Fransa özelinde 2005 yılının yaz aylarında yaşanan Banliyö eylemleri İslamofobi karşısında Kuzey Afrika kökenli insanların kendilerini neden giderek İslami kimlikle tanımladıklarını göstermek açısından oldukça önemli bir deneyimdir. Banliyö eylemlerinde binlerce Kuzey Afrikalı genç adeta Fransız İhtilali’ndeki yoksul insanların yaptığı gibi hak arayışında bulundular ve güvenmedikleri devlete ait ne varsa yakıp yıktılar. Çocuk oyun alanlarından, okullardan, belediye otobüslerine kadar devleti simgeleyen pek çok şeyi ateşe verdiler. O dönemin İçişleri Bakanı Nicolas Sarkozy hemen bu çatışmaların El Kaide ile bağlantılı olduğunu gündeme getirmişti, ancak daha sonra ilgisi olmadığı anlaşıldı. Hatta zor koşullarda yaşayan Kuzey Afrika kökenli gençlerin önemli bir kısmı kendilerini “Müslüman Ateistler” olarak tanımlıyorlardı. Banliyö eylemleri sırasında yaşanan bu tür kimliklenme süreçleri, dinin giderek etnikleştiğini ve siyasallaştığını gösterirken İslam dininin aynı zamanda sadece bir din olmakla kalmayıp küresel kapitalizmin hegemonyası karşısında küresel bir politik dil haline gelmiştir (Khiari, 2006; Kacem, 2006: 16; Jobard, 2005; Kaya, 2012). Bu tür protestolardaki İslami referans, çoğu zaman meşru bir küresel karşı-hegemonyanın parçası olma ve ondan sembolik olarak beslenmekle de açıklanabilir (Zubaida, 2003). Görünen o ki, küresel bir sol hareketin yokluğunda İslam, neredeyse sosyalist ideolojinin yerini almıştır. Michel de Certeau (1984: 183) İslam ve sol arasındaki söylemsel benzerliğe dikkat çeker: İslam başka bir dünya, sol başka bir gelecek vaat eder.

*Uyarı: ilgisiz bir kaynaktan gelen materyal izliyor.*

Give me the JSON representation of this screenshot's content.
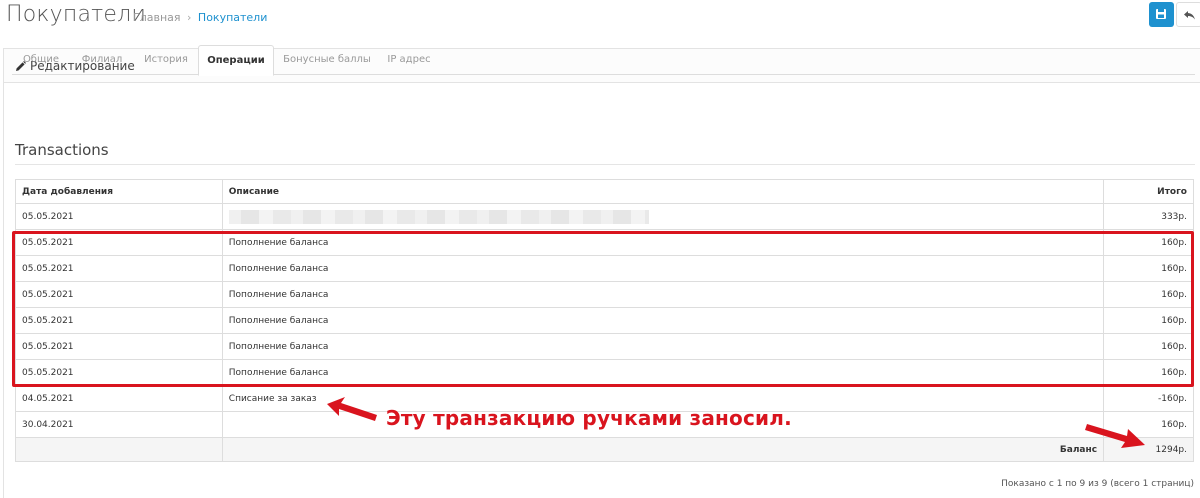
{
  "header": {
    "title": "Покупатели",
    "breadcrumb": {
      "home": "Главная",
      "separator": "›",
      "current": "Покупатели"
    }
  },
  "panel": {
    "title": "Редактирование"
  },
  "tabs": [
    {
      "label": "Общие"
    },
    {
      "label": "Филиал"
    },
    {
      "label": "История"
    },
    {
      "label": "Операции",
      "active": true
    },
    {
      "label": "Бонусные баллы"
    },
    {
      "label": "IP адрес"
    }
  ],
  "section": {
    "title": "Transactions"
  },
  "table": {
    "columns": {
      "date": "Дата добавления",
      "description": "Описание",
      "total": "Итого"
    },
    "rows": [
      {
        "date": "05.05.2021",
        "description": "",
        "total": "333р."
      },
      {
        "date": "05.05.2021",
        "description": "Пополнение баланса",
        "total": "160р."
      },
      {
        "date": "05.05.2021",
        "description": "Пополнение баланса",
        "total": "160р."
      },
      {
        "date": "05.05.2021",
        "description": "Пополнение баланса",
        "total": "160р."
      },
      {
        "date": "05.05.2021",
        "description": "Пополнение баланса",
        "total": "160р."
      },
      {
        "date": "05.05.2021",
        "description": "Пополнение баланса",
        "total": "160р."
      },
      {
        "date": "05.05.2021",
        "description": "Пополнение баланса",
        "total": "160р."
      },
      {
        "date": "04.05.2021",
        "description": "Списание за заказ",
        "total": "-160р."
      },
      {
        "date": "30.04.2021",
        "description": "",
        "total": "160р."
      }
    ],
    "footer": {
      "label": "Баланс",
      "value": "1294р."
    }
  },
  "annotation": {
    "text": "Эту транзакцию ручками заносил.",
    "color": "#d9141e"
  },
  "pagination": {
    "text": "Показано с 1 по 9 из 9 (всего 1 страниц)"
  },
  "colors": {
    "primary": "#1e91cf",
    "highlight": "#d9141e"
  },
  "icons": {
    "save": "save-icon",
    "back": "reply-icon",
    "edit": "pencil-icon"
  }
}
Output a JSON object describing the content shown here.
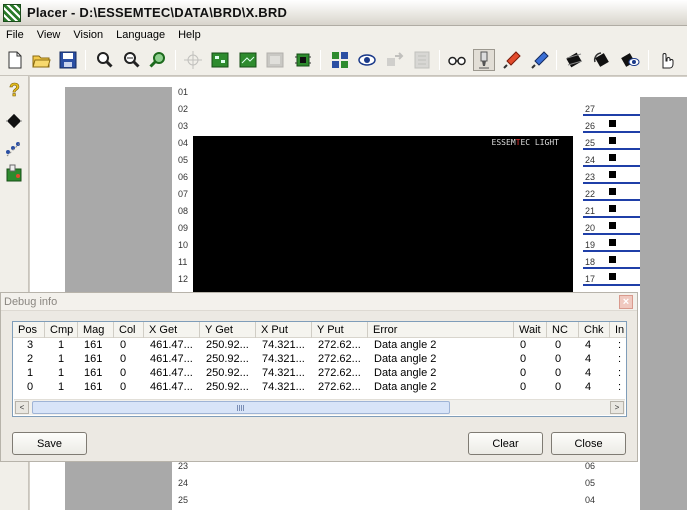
{
  "window": {
    "title": "Placer - D:\\ESSEMTEC\\DATA\\BRD\\X.BRD"
  },
  "menu": [
    "File",
    "View",
    "Vision",
    "Language",
    "Help"
  ],
  "toolbar_icons": [
    "new-file-icon",
    "open-folder-icon",
    "save-disk-icon",
    "zoom-in-icon",
    "zoom-out-icon",
    "zoom-fit-icon",
    "crosshair-icon",
    "board-green-icon",
    "board-green-2-icon",
    "board-grey-icon",
    "camera-chip-icon",
    "feeder-grid-icon",
    "eye-icon",
    "arrows-icon",
    "list-grey-icon",
    "glasses-icon",
    "nozzle-icon",
    "syringe-red-icon",
    "syringe-blue-icon",
    "chip-icon",
    "chip-rotate-icon",
    "chip-eye-icon",
    "hand-pointer-icon"
  ],
  "sidebar_icons": [
    "question-mark-icon",
    "chip-diamond-icon",
    "component-dots-icon",
    "pcb-board-icon"
  ],
  "canvas": {
    "brand_pre": "ESSEM",
    "brand_mid": "T",
    "brand_post": "EC LIGHT"
  },
  "left_ruler_top": [
    "01",
    "02",
    "03",
    "04",
    "05",
    "06",
    "07",
    "08",
    "09",
    "10",
    "11",
    "12"
  ],
  "left_ruler_bottom": [
    "23",
    "24",
    "25"
  ],
  "right_ruler_top": [
    "27",
    "26",
    "25",
    "24",
    "23",
    "22",
    "21",
    "20",
    "19",
    "18",
    "17"
  ],
  "right_ruler_bottom": [
    "06",
    "05",
    "04"
  ],
  "debug": {
    "title": "Debug info",
    "close": "×",
    "columns": [
      "Pos",
      "Cmp",
      "Mag",
      "Col",
      "X Get",
      "Y Get",
      "X Put",
      "Y Put",
      "Error",
      "Wait",
      "NC",
      "Chk",
      "In"
    ],
    "rows": [
      [
        "3",
        "1",
        "161",
        "0",
        "461.47...",
        "250.92...",
        "74.321...",
        "272.62...",
        "Data angle 2",
        "0",
        "0",
        "4",
        ":"
      ],
      [
        "2",
        "1",
        "161",
        "0",
        "461.47...",
        "250.92...",
        "74.321...",
        "272.62...",
        "Data angle 2",
        "0",
        "0",
        "4",
        ":"
      ],
      [
        "1",
        "1",
        "161",
        "0",
        "461.47...",
        "250.92...",
        "74.321...",
        "272.62...",
        "Data angle 2",
        "0",
        "0",
        "4",
        ":"
      ],
      [
        "0",
        "1",
        "161",
        "0",
        "461.47...",
        "250.92...",
        "74.321...",
        "272.62...",
        "Data angle 2",
        "0",
        "0",
        "4",
        ":"
      ]
    ],
    "scroll_left": "<",
    "scroll_right": ">",
    "buttons": {
      "save": "Save",
      "clear": "Clear",
      "close": "Close"
    }
  },
  "colors": {
    "ruler_line": "#1f3fa8",
    "canvas_bg": "#000000",
    "brand_accent": "#e33333"
  }
}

2005 Paris Banliyö eylemlerinde yine Kuzey Afrikalı göçmen kökenli gençler arasında şu retorik çokça kullanıyordu: “Biz bugüne kadar anne-babalarımızın bize öğrettiği şekilde Martin Luther King benzeri bir pasif direniş sergiledik. Ancak bunun pek de bir anlam ifade etmediğini gördüğümüzden, artık Malcom X gibi daha radikal olmaya başlıyoruz” (Kaya, 2012). 2005’te bugün yaşananların belirtileri görülmüştür. Muhtemeldir ki, bu tür radikal nitelikli muhalefet etme biçimlerinin varlığı, giderek yükseliş gösteren El Kaide ve IŞİD gibi örgütlerin daha kolay bir şekilde savaşçı devşirebilmelerine olanak tanımaktadır. 2015 Charlie Hebdo katliamının faili Kouachy Kardeşlerin kimsesiz oluşları ve yetimhanede büyümüş olmaları gerçeği göz önünde bulundurulduğunda, ekstremist İslami örgütlerin ne tür gençleri savaşçı olarak devşirdiklerini ve yaşadıkları toplumda yalnızlık ve dışlanmışlık hissi yaşayan bu insanları nasıl bir “dava”ya inandırdıkları gibi konular daha net olarak tartışılacaktır.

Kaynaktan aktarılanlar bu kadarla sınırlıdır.